Improved diagonal tensor approximation (DTA) and hybrid DTA/BCGS-FFT method for accurate simulation of 3D inhomogeneous objects in layered media

This paper presents an improved diagonal tensor approximation (DTA) and its hybridization with the stabilized biconjugate-gradient fast Fourier transform (BCGS-FFT) algorithm to solve a volume integral equation for three-dimensional (3D) objects in layered media. The improvement in DTA is obtained for lossy media through a higher-order approximation. The interaction between the dyadic Green's function and the contrast source is efficiently evaluated by the (FFT) algorithm through the convolution and correlation theorems.
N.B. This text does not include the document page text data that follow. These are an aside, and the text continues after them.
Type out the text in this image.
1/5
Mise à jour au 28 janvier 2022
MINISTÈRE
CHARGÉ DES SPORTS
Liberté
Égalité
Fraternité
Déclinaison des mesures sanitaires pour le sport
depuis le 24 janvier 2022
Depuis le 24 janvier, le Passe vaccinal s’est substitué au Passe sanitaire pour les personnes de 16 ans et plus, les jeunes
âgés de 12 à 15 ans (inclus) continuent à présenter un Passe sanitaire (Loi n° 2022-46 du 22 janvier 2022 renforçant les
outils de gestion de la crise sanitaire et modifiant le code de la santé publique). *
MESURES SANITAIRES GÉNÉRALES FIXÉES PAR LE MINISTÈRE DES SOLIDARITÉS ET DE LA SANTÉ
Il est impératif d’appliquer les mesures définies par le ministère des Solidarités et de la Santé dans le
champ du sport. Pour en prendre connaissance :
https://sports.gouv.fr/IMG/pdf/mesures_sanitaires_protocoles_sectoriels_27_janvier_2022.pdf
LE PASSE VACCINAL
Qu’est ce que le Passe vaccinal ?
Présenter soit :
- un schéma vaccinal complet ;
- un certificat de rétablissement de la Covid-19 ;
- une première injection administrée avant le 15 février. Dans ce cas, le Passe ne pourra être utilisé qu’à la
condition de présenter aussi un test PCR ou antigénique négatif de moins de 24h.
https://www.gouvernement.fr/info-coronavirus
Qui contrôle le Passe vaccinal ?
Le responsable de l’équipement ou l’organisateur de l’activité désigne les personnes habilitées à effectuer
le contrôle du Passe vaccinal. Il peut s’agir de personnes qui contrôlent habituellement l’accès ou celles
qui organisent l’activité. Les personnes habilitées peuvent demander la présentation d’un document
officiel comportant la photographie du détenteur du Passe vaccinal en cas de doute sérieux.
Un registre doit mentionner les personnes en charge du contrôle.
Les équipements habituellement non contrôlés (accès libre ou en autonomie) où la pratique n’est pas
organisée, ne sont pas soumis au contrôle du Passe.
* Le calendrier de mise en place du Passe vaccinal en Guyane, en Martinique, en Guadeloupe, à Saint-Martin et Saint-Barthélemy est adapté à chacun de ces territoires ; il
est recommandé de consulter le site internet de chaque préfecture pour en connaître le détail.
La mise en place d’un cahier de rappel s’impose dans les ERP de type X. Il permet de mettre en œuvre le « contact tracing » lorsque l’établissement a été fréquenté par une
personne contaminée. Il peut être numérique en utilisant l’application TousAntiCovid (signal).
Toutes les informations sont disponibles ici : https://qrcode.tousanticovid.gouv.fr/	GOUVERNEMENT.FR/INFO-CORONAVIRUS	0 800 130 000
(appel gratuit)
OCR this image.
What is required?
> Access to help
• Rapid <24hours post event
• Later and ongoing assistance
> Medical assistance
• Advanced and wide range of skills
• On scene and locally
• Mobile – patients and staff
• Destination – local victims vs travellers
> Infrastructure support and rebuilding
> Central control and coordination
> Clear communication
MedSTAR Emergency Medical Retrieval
For the hybrid implementation, the DTA solution is used as an initial estimate and a preconditioner in the BCGS-FFT algorithm in order to solve the forwards modelling problem accurately with fewer iterations than the conventional BCGS-FFT algorithm. The accuracy and convergence of the DTA, BCGS-FFT and hybrid DTA/BCGS-FFT methods are compared extensively with several numerical examples. Numerical results show that (a) the improved DTA formulation enhances the accuracy and (b) the DTA/BCGS-FFT method can produce results as accurate as the conventional BCGS-FFT but with fewer iterations if the contrast is moderate. For very high contrasts, the hybrid method does not seem to improve further on the BCGS-FFT iteration convergence.